Do the costs associated with living-wage laws—with their higher wage floors—overwhelm employers, even if their ripple effects are small? To date, estimates suggest that within the range of existing living-wage laws, businesses are generally able to absorb the cost increases they face. For example, Pollin and Brenner studied a 2000 proposal to raise the wage floor from $5.75 to $10.75 in Santa Monica, Calif. They estimated that the cost increase faced by a typical business would be small, on the order of 2% of sales revenue, even accounting for both mandated and ripple-effect raises. Their estimates also showed that some hotel and restaurant businesses might face cost increases amounting to up to 10% of their sales revenue—not a negligible sum. However, after examining the local economy, Pollin and Brenner concluded that even these cost increases would not be likely to force these businesses to close their doors. Moreover, higher productivity and lower turnover rates among workers paid a living wage would also reduce the impact of these costs.

Ultimately, the impact of ripple-effect raises appears to depend crucially on the level of the new wage floor. The lower the wage floor, as in the case of minimum-wage laws, the more important the role of ripple-effect raises. The higher the wage floor, as in the case of living-wage laws, the less important the role of ripple-effect raises.

Making the Case

The results of this new research are generally good news for proponents of living- and minimum-wage laws. Ripple effects do not portend dire consequences for employers from minimum and living wage laws; at the same time, ripple-effect raises heighten the effectiveness of these laws as antipoverty strategies.

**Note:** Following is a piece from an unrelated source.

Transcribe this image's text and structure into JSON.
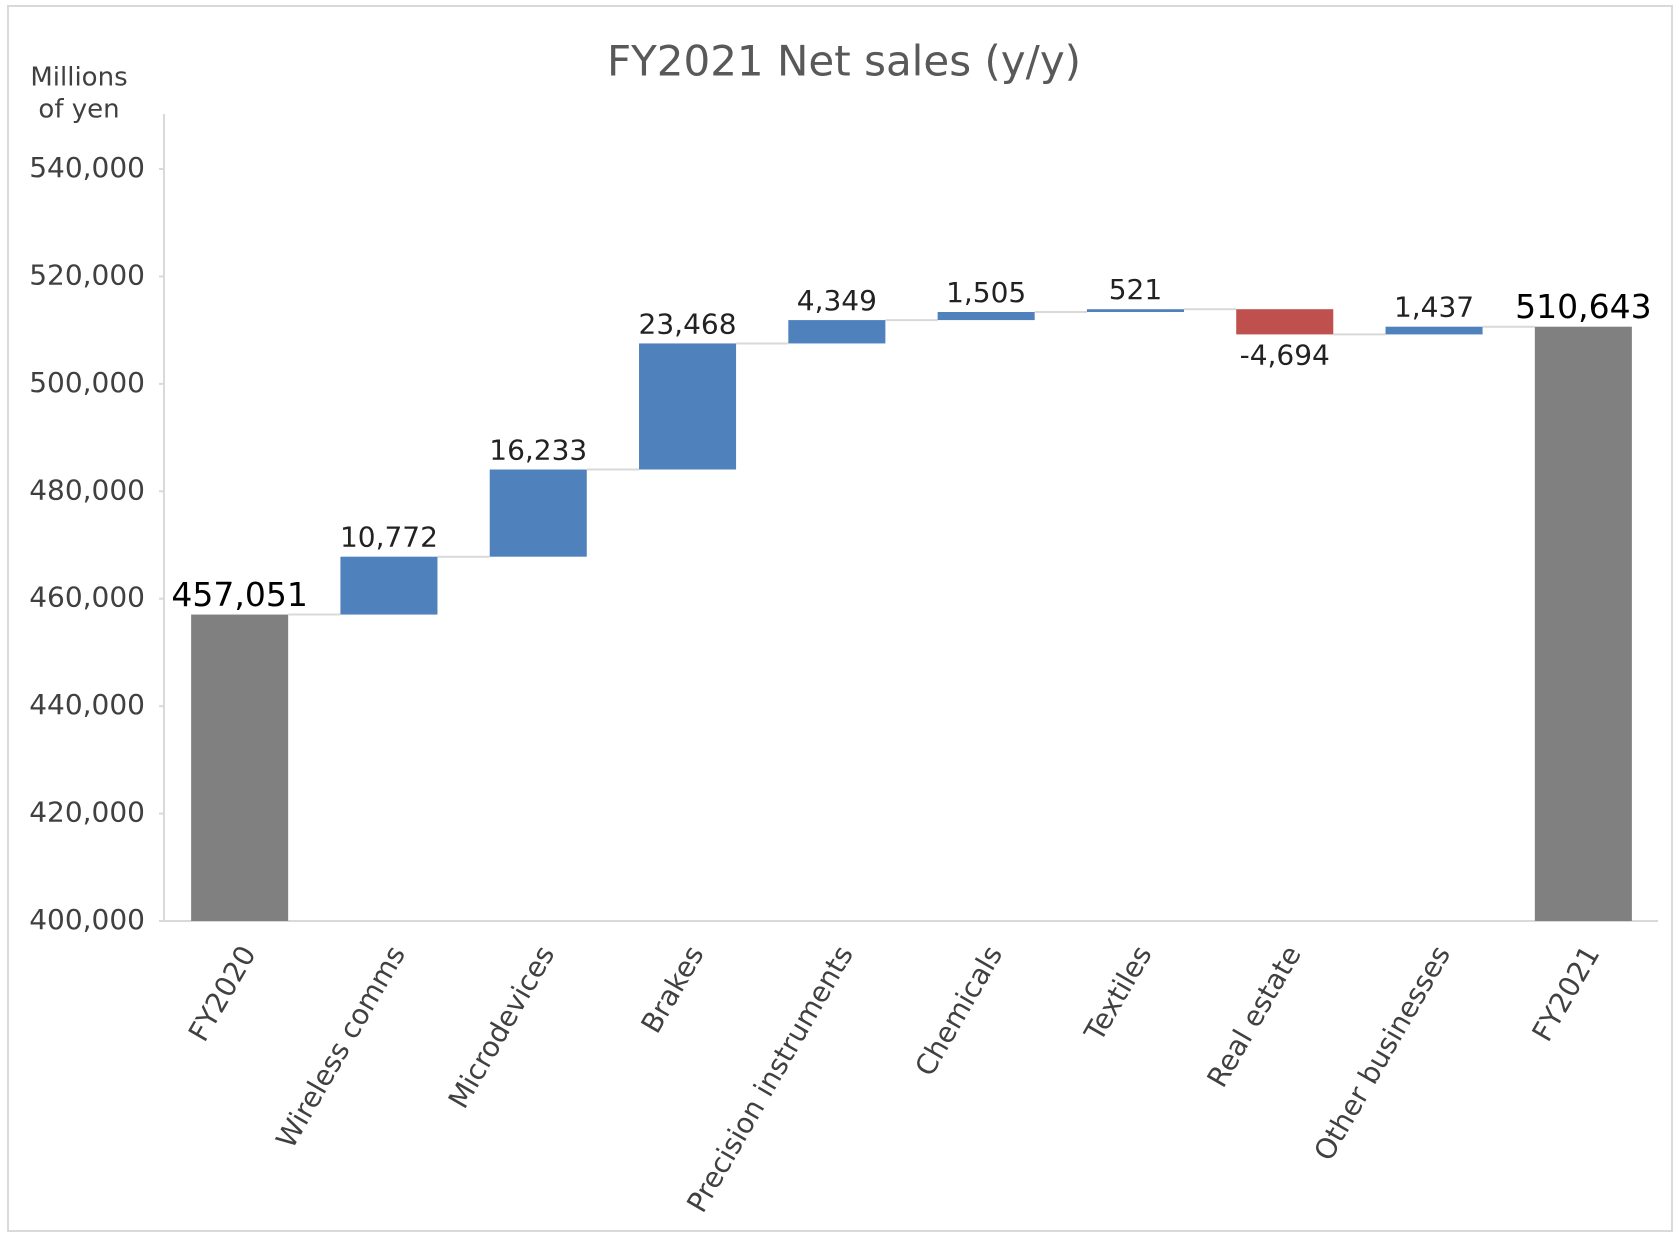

In the case of minimum-wage laws, because the cost of legally mandated raises relative to employer revenues is small, even ripple effects large enough to triple the cost of a minimum-wage increase do not represent a large burden for employers. Moreover, ripple effects enhance the somewhat anemic minimum-wage laws to make them more effective as policy tools for improving the lot of the working poor. Accounting for ripple effects nearly quadruples the number of beneficiaries of a minimum-wage hike and expands the majority of those beneficiaries who are adults—in many instances, family breadwinners.

However, ripple effects do not appear to overwhelm employers in the case of the more ambitious living-wage laws. The strongest impact from living-wage laws appears to come from legally required raises rather than from ripple-effect raises. This reinforces advocates' claims that paying a living wage is a reasonable, as well as potent, way to fight poverty.

Jeannette Wicks-Lim is an economist and research fellow at the Political Economy Research Institute at the University of Massachusetts-Amherst. She specializes in labor economics, with an emphasis on the low-wage labor market. She has co-authored several living-wage and minimum-wage studies.

SOURCES Fairris, D. et al. Examining the evidence: The impact of the Los Angeles living wage ordinance on workers businesses. (Los Angeles Alliance for a New Economy, 2005); Fuchs, V. et al. "Economists' Views About Parameters, Values and Policies: Survey Results in Labor and Public Economics," Journal of Economic Literature (Sept. 1998); Pollin, R., Brenner, M. and Wicks-Lim, J. "Economic Analysis of the Florida Minimum Wage Proposal" (Center for American Progress, 2004); Pollin, R. and Brenner, M. "Economic Analysis of the Santa Monica Living Wage Proposal," (Political Economy Research Institute, 2000); Reich, M. et al. Living wages and economic performance. (Institute of Industrial Relations, 2003); Wicks-Lim, J. "Mandated wage floors and the wage structure: Analyzing the ripple effects of minimum and prevailing wage laws." (Ph.D. dissertation, University of Massachusetts-Amherst, 2005).